– А все-таки я нашел кусочек угля, сойдет за карандаш, – буркнул себе под нос Пистолет. – Что же я совсем дурак, что ли? Вот же карточка месье Поля. Висит здесь неизвестно для чего. Прихвачу ее с собой на спектакль, чтоб не скучала.
Скользящей, бесшумной походкой Клампен по кличке Пистолет подошел к средней двери и содрал карточку Поля Лабра. На обратной стороне он записал фамилию «Готрон».
Теперь он был застрахован на случай, если память сыграет с ним злую шутку. Он спрятал под свою блузу дохлого кота и спустился по лестнице.
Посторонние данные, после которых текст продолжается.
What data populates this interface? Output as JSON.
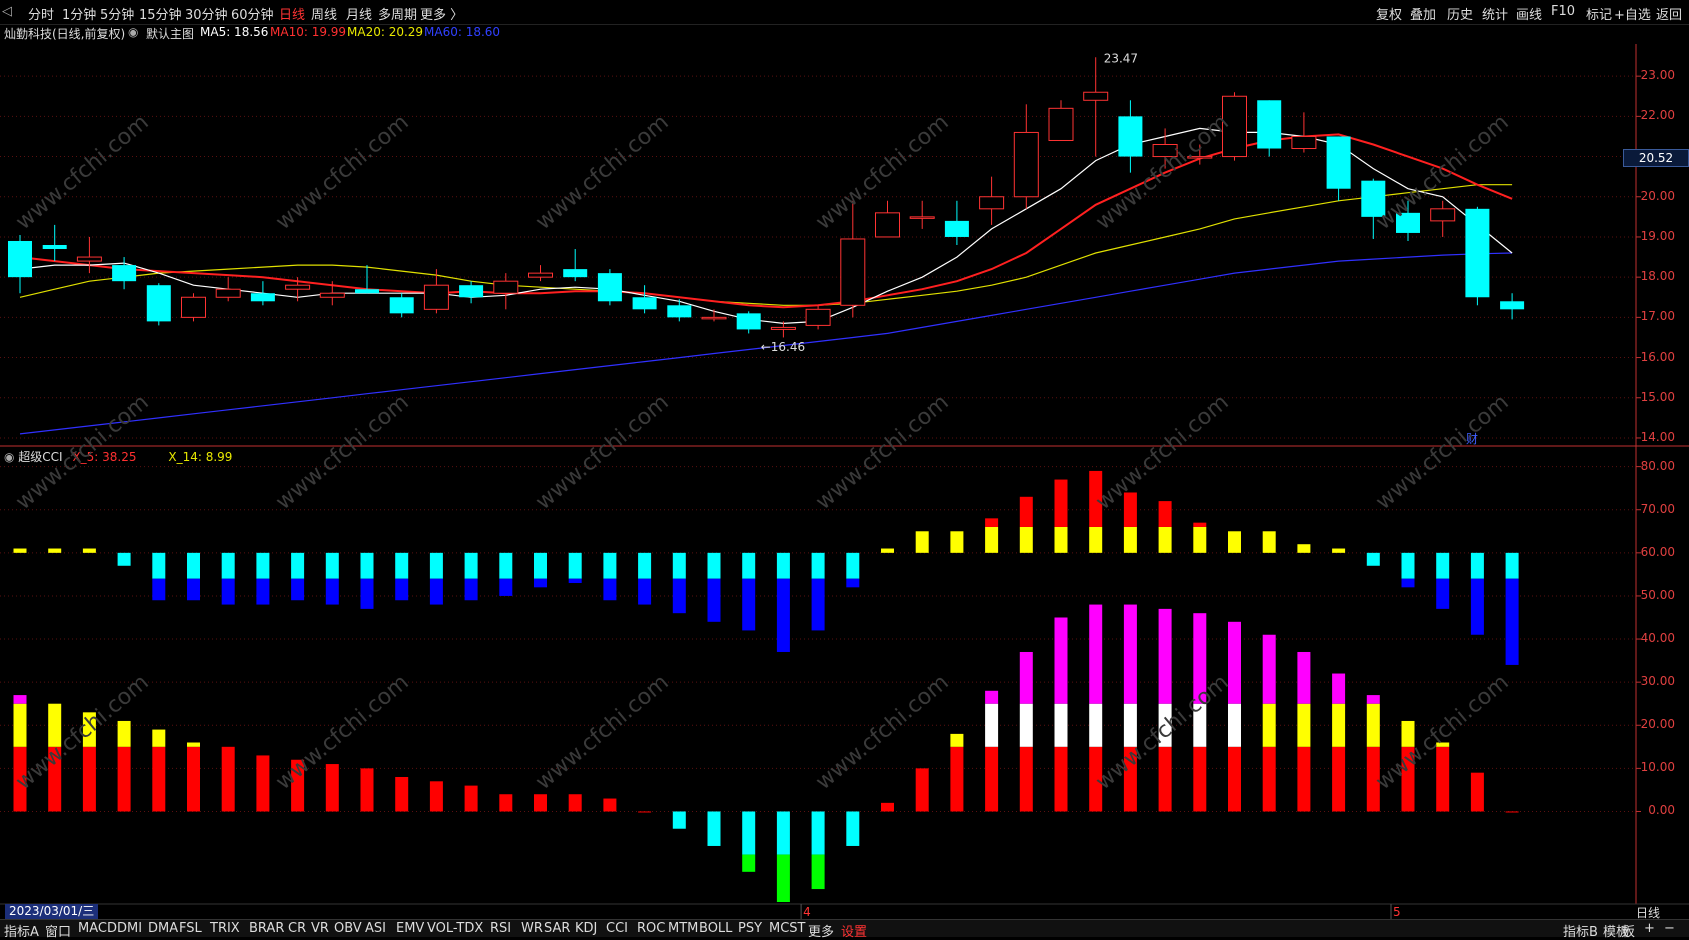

Настало время удовольствий. Пистолет, покинувший свой «рабочий кабинет», шагал по улице, высоко задрав голову и держа нос по ветру.
Загнав по давно установленному курсу бедного кота одному почтенному кулинару, готовившему из котятины отличное фрикасе из кролика под винным соусом, он купил хлеба на два су и еще на два су отварной свинины. И подкрепился прямо по дороге в театр Люксембургского сада. Не будучи представителем золотой молодежи, он без помех проходил в театр: на контроле его знали как неплохого клакера.
– Моя подруга уже на галерке? – спросил он. – Мы договорились с мадемуазель Меш.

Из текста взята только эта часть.